“We feel the machine slipping from our hands, as if someone else were steering; if we see a light at the end of the tunnel, it’s the light of an oncoming train," wrote Robert Lowell in the poem Since 1939. It’s a sentiment incumbents in India’s telecom industry have identified with since September 2016. In the June 2016 quarter, before new entrant Reliance Jio Infocomm Ltd started steering the ship, Bharti Airtel Ltd’s India wireless unit boasted annualized revenue of more than ₹ 60,000 crore with Ebitda (earnings before interest, tax, depreciation and amortization) margin of as high 42.4%.
Revenues and profits have fallen almost every quarter since. In the September 2018 quarter, analysts at Kotak Institutional Equities estimate Airtel’s India wireless business to post annualized revenue of ₹ 40,650 crore, a 32.5% drop from pre-Jio levels. With margins falling sharply as well, the fall in Ebitda is expected to be as high as 64%.
Idea Cellular Ltd, which completed its merger with Vodafone India Ltd in end-August, has fared far worse. On a stand-alone basis, analysts at Kotak estimate its revenue and Ebitda to fall 42% and 86%, respectively, in the September 2018 quarter from pre-Jio levels.
For now, the only light at the end of the tunnel seems to be from a train called the Jio Juggernaut.
Not long ago, some industry executives and analysts were predicting that the worst is over for the telecom industry. The price war in the prepaid, smartphone segment seemed to have abated and the scope for market share gains for Jio also seemed relatively limited, compared to the first two years of operations. But with the company attacking the post-paid as well as the feature phone segments this year, incumbents have had to deal with further losses in revenues.
This July, Jio relaunched its feature phone called JioPhone, with the facility to exchange other feature phones owned by customers. The move has proved to be a double whammy for incumbents. Not only did the product give Jio an entry in this segment, the exchange offer also meant that incumbents lost some existing subscribers.
“Given that this plan involves the exchange of the customer’s old feature-phone for JioPhone, it means that spend on the incumbent SIM goes straight down to zero. Impact on incumbents will likely increase from the December quarter onwards as the impact in 2Q was limited to less than half a quarter," analysts at Kotak wrote in a note to clients.

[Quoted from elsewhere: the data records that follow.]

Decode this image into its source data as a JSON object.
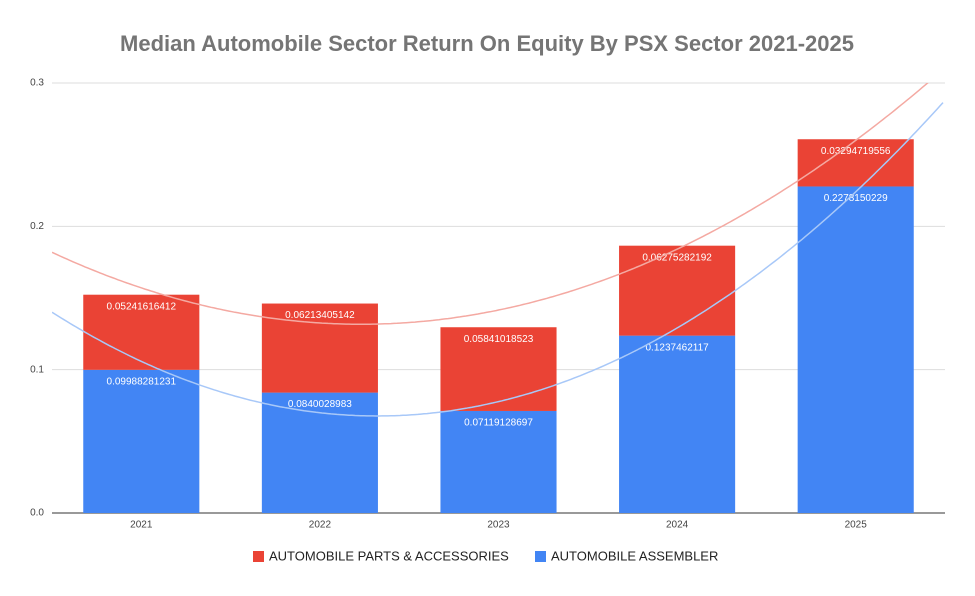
{
  "chart_data": {
    "type": "stacked-bar",
    "title": "Median Automobile Sector Return On Equity By PSX Sector 2021-2025",
    "categories": [
      "2021",
      "2022",
      "2023",
      "2024",
      "2025"
    ],
    "series": [
      {
        "name": "AUTOMOBILE ASSEMBLER",
        "color": "#4285f4",
        "trendline_color": "#a8c8f8",
        "values": [
          0.09988281231,
          0.0840028983,
          0.07119128697,
          0.1237462117,
          0.2278150229
        ]
      },
      {
        "name": "AUTOMOBILE PARTS & ACCESSORIES",
        "color": "#ea4335",
        "trendline_color": "#f4a9a2",
        "values": [
          0.05241616412,
          0.06213405142,
          0.05841018523,
          0.06275282192,
          0.03294719556
        ]
      }
    ],
    "ylim": [
      0,
      0.3
    ],
    "yticks": [
      {
        "value": 0,
        "label": "0.0"
      },
      0.1,
      0.2,
      0.3
    ],
    "grid": true,
    "trendline": "polynomial",
    "legend": "bottom"
  }
}
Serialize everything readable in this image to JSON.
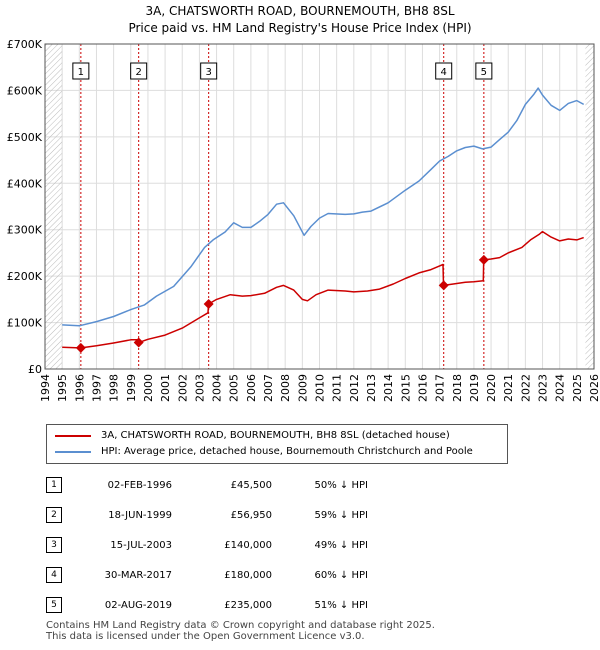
{
  "header": {
    "title_line1": "3A, CHATSWORTH ROAD, BOURNEMOUTH, BH8 8SL",
    "title_line2": "Price paid vs. HM Land Registry's House Price Index (HPI)"
  },
  "chart_data": {
    "type": "line",
    "title": "3A, CHATSWORTH ROAD, BOURNEMOUTH, BH8 8SL — Price paid vs. HM Land Registry's House Price Index (HPI)",
    "xlabel": "",
    "ylabel": "",
    "xlim": [
      1994,
      2026
    ],
    "ylim": [
      0,
      700000
    ],
    "x_ticks": [
      1994,
      1995,
      1996,
      1997,
      1998,
      1999,
      2000,
      2001,
      2002,
      2003,
      2004,
      2005,
      2006,
      2007,
      2008,
      2009,
      2010,
      2011,
      2012,
      2013,
      2014,
      2015,
      2016,
      2017,
      2018,
      2019,
      2020,
      2021,
      2022,
      2023,
      2024,
      2025,
      2026
    ],
    "y_ticks": [
      0,
      100000,
      200000,
      300000,
      400000,
      500000,
      600000,
      700000
    ],
    "y_tick_labels": [
      "£0",
      "£100K",
      "£200K",
      "£300K",
      "£400K",
      "£500K",
      "£600K",
      "£700K"
    ],
    "data_start": 1995.0,
    "data_end": 2025.5,
    "hatch_before": 1995.0,
    "hatch_after": 2025.5,
    "colors": {
      "property": "#cc0000",
      "hpi": "#5b8fd0"
    },
    "series": [
      {
        "name": "3A, CHATSWORTH ROAD, BOURNEMOUTH, BH8 8SL (detached house)",
        "color": "#cc0000",
        "points": [
          [
            1995.0,
            47000
          ],
          [
            1996.0,
            45500
          ],
          [
            1996.09,
            45500
          ],
          [
            1997.0,
            50000
          ],
          [
            1998.0,
            56000
          ],
          [
            1999.0,
            63000
          ],
          [
            1999.45,
            63000
          ],
          [
            1999.46,
            56950
          ],
          [
            2000.0,
            64000
          ],
          [
            2001.0,
            73000
          ],
          [
            2002.0,
            88000
          ],
          [
            2003.0,
            110000
          ],
          [
            2003.5,
            121000
          ],
          [
            2003.53,
            140000
          ],
          [
            2004.0,
            150000
          ],
          [
            2004.8,
            160000
          ],
          [
            2005.5,
            157000
          ],
          [
            2006.0,
            158000
          ],
          [
            2006.8,
            163000
          ],
          [
            2007.5,
            176000
          ],
          [
            2007.9,
            180000
          ],
          [
            2008.5,
            170000
          ],
          [
            2009.0,
            150000
          ],
          [
            2009.3,
            147000
          ],
          [
            2009.8,
            160000
          ],
          [
            2010.5,
            170000
          ],
          [
            2011.5,
            168000
          ],
          [
            2012.0,
            166000
          ],
          [
            2012.8,
            168000
          ],
          [
            2013.5,
            172000
          ],
          [
            2014.3,
            183000
          ],
          [
            2015.0,
            195000
          ],
          [
            2015.8,
            207000
          ],
          [
            2016.5,
            214000
          ],
          [
            2017.0,
            222000
          ],
          [
            2017.2,
            225000
          ],
          [
            2017.23,
            180000
          ],
          [
            2017.8,
            183000
          ],
          [
            2018.5,
            187000
          ],
          [
            2019.0,
            188000
          ],
          [
            2019.55,
            190000
          ],
          [
            2019.57,
            235000
          ],
          [
            2020.0,
            237000
          ],
          [
            2020.5,
            240000
          ],
          [
            2021.0,
            250000
          ],
          [
            2021.8,
            262000
          ],
          [
            2022.3,
            278000
          ],
          [
            2022.8,
            290000
          ],
          [
            2023.0,
            296000
          ],
          [
            2023.5,
            284000
          ],
          [
            2024.0,
            276000
          ],
          [
            2024.5,
            280000
          ],
          [
            2025.0,
            278000
          ],
          [
            2025.4,
            283000
          ]
        ]
      },
      {
        "name": "HPI: Average price, detached house, Bournemouth Christchurch and Poole",
        "color": "#5b8fd0",
        "points": [
          [
            1995.0,
            95000
          ],
          [
            1996.0,
            93000
          ],
          [
            1997.0,
            102000
          ],
          [
            1998.0,
            113000
          ],
          [
            1999.0,
            128000
          ],
          [
            1999.8,
            138000
          ],
          [
            2000.5,
            157000
          ],
          [
            2001.5,
            178000
          ],
          [
            2002.5,
            220000
          ],
          [
            2003.3,
            262000
          ],
          [
            2003.8,
            278000
          ],
          [
            2004.5,
            295000
          ],
          [
            2005.0,
            315000
          ],
          [
            2005.5,
            305000
          ],
          [
            2006.0,
            305000
          ],
          [
            2006.5,
            318000
          ],
          [
            2007.0,
            333000
          ],
          [
            2007.5,
            355000
          ],
          [
            2007.9,
            358000
          ],
          [
            2008.5,
            330000
          ],
          [
            2009.1,
            288000
          ],
          [
            2009.5,
            307000
          ],
          [
            2010.0,
            325000
          ],
          [
            2010.5,
            335000
          ],
          [
            2011.5,
            333000
          ],
          [
            2012.0,
            334000
          ],
          [
            2012.5,
            338000
          ],
          [
            2013.0,
            340000
          ],
          [
            2014.0,
            358000
          ],
          [
            2015.0,
            385000
          ],
          [
            2015.8,
            405000
          ],
          [
            2016.5,
            430000
          ],
          [
            2017.0,
            448000
          ],
          [
            2017.5,
            458000
          ],
          [
            2018.0,
            470000
          ],
          [
            2018.5,
            477000
          ],
          [
            2019.0,
            480000
          ],
          [
            2019.5,
            474000
          ],
          [
            2020.0,
            478000
          ],
          [
            2020.5,
            494000
          ],
          [
            2021.0,
            510000
          ],
          [
            2021.5,
            535000
          ],
          [
            2022.0,
            570000
          ],
          [
            2022.5,
            592000
          ],
          [
            2022.75,
            605000
          ],
          [
            2023.0,
            590000
          ],
          [
            2023.5,
            568000
          ],
          [
            2024.0,
            557000
          ],
          [
            2024.5,
            572000
          ],
          [
            2025.0,
            578000
          ],
          [
            2025.4,
            570000
          ]
        ]
      }
    ],
    "sales": [
      {
        "label": "1",
        "x": 1996.09,
        "price": 45500
      },
      {
        "label": "2",
        "x": 1999.46,
        "price": 56950
      },
      {
        "label": "3",
        "x": 2003.54,
        "price": 140000
      },
      {
        "label": "4",
        "x": 2017.24,
        "price": 180000
      },
      {
        "label": "5",
        "x": 2019.58,
        "price": 235000
      }
    ]
  },
  "legend": {
    "property_label": "3A, CHATSWORTH ROAD, BOURNEMOUTH, BH8 8SL (detached house)",
    "hpi_label": "HPI: Average price, detached house, Bournemouth Christchurch and Poole"
  },
  "transactions": [
    {
      "num": "1",
      "date": "02-FEB-1996",
      "price": "£45,500",
      "hpi": "50% ↓ HPI"
    },
    {
      "num": "2",
      "date": "18-JUN-1999",
      "price": "£56,950",
      "hpi": "59% ↓ HPI"
    },
    {
      "num": "3",
      "date": "15-JUL-2003",
      "price": "£140,000",
      "hpi": "49% ↓ HPI"
    },
    {
      "num": "4",
      "date": "30-MAR-2017",
      "price": "£180,000",
      "hpi": "60% ↓ HPI"
    },
    {
      "num": "5",
      "date": "02-AUG-2019",
      "price": "£235,000",
      "hpi": "51% ↓ HPI"
    }
  ],
  "footer": {
    "line1": "Contains HM Land Registry data © Crown copyright and database right 2025.",
    "line2": "This data is licensed under the Open Government Licence v3.0."
  }
}
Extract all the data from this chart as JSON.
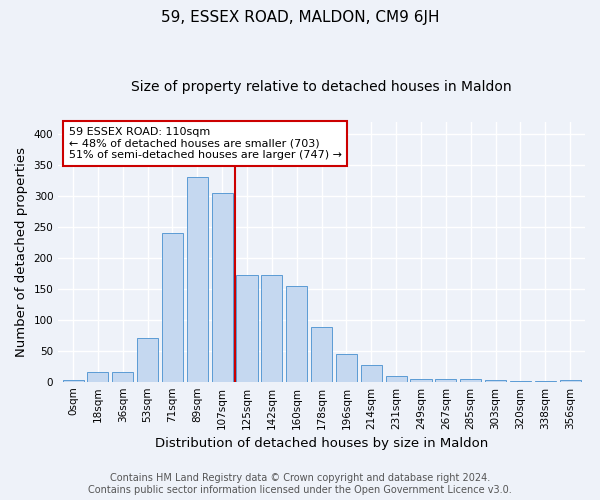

And while Jio’s market share gains in the post-paid segment may be limited thus far, its entry into the segment has forced incumbents to reduce tariffs, which has hit revenues as well. While both Airtel and Idea were running huge losses and cash burn in the June quarter itself, the fact that revenues are continuing to slide and losses are widening have come as a negative surprise.
In Idea’s case, estimated Ebitda is at about a third of its interest costs; while Airtel is far better off with estimated Ebitda more than enough to cover interest costs, there is not much left to meet burgeoning capex needs. In terms of cash burn, therefore, all telcos are deep in the red. Of course, Jio burns far more cash than all other telcos put together; but the big difference is that no one is forcing it to do so, and its investors don’t seem to mind.
As to the question of when and if Jio will relent, it must be noted that its revenue market share is still only around the halfway mark of its target. Its aggression isn’t likely to reduce anytime soon.